Closed chrisbc closed 2 years ago

chrisbc commented 2 years ago

whilst we still remember

voj commented 2 years ago

Poligonisation of spatial PDF gridded data

Inputs:

STEPS : resolution of up-sampled grid
EXPONENT
  1. Up-sample pdf grid from 10 steps per degree to STEPS steps per degree.
    • Values for the new grid are assigned by the nearest neighbour from the original grid.
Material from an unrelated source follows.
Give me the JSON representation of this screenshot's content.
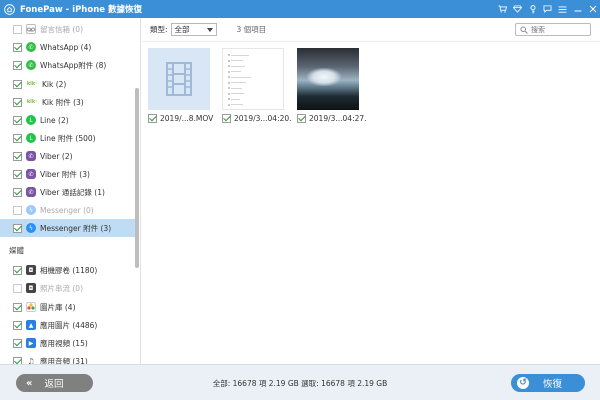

No new gradients are introduced.
    • The grid is then normalised to 1
    • From now on we operate on the up-sampled grid unless noted otherwise
  2. For each sub section:
    • For each grid point inside the sub section polygon.
      • polyWeight = distance_of_point_to_fault_trace / distance_of_trace_to_poly_border
        • This means that polyWeight is 1 if it's on the polygon border and 0 if on the fault trace.
        • These distances are calculated parallel to the direction of the fault dip.
      • d = polyWeight^EXPONENT
      • new_value_at_grid_point = old_value * d / sum_of_all_d_in_polygon
  3. Where a grid point is in more than one polygon, we average over all new values
  4. Grid points not in polygons are left unmodified.
  5. Down-sample to 10-step grid resolution.
    • No averaging or normalisation is performed.
    • From now on we operate on the normal grid resolution again
  6. Mmins are calculated per grid point:
    • Add up all mMin values from sub sections where the grid point is inside the polygon
      • mMin values are normalised based on how much the grid bin overlaps with the fault section polygon
voj commented 2 years ago

Updated the write-up based on feedback by Matt G and Chris DC.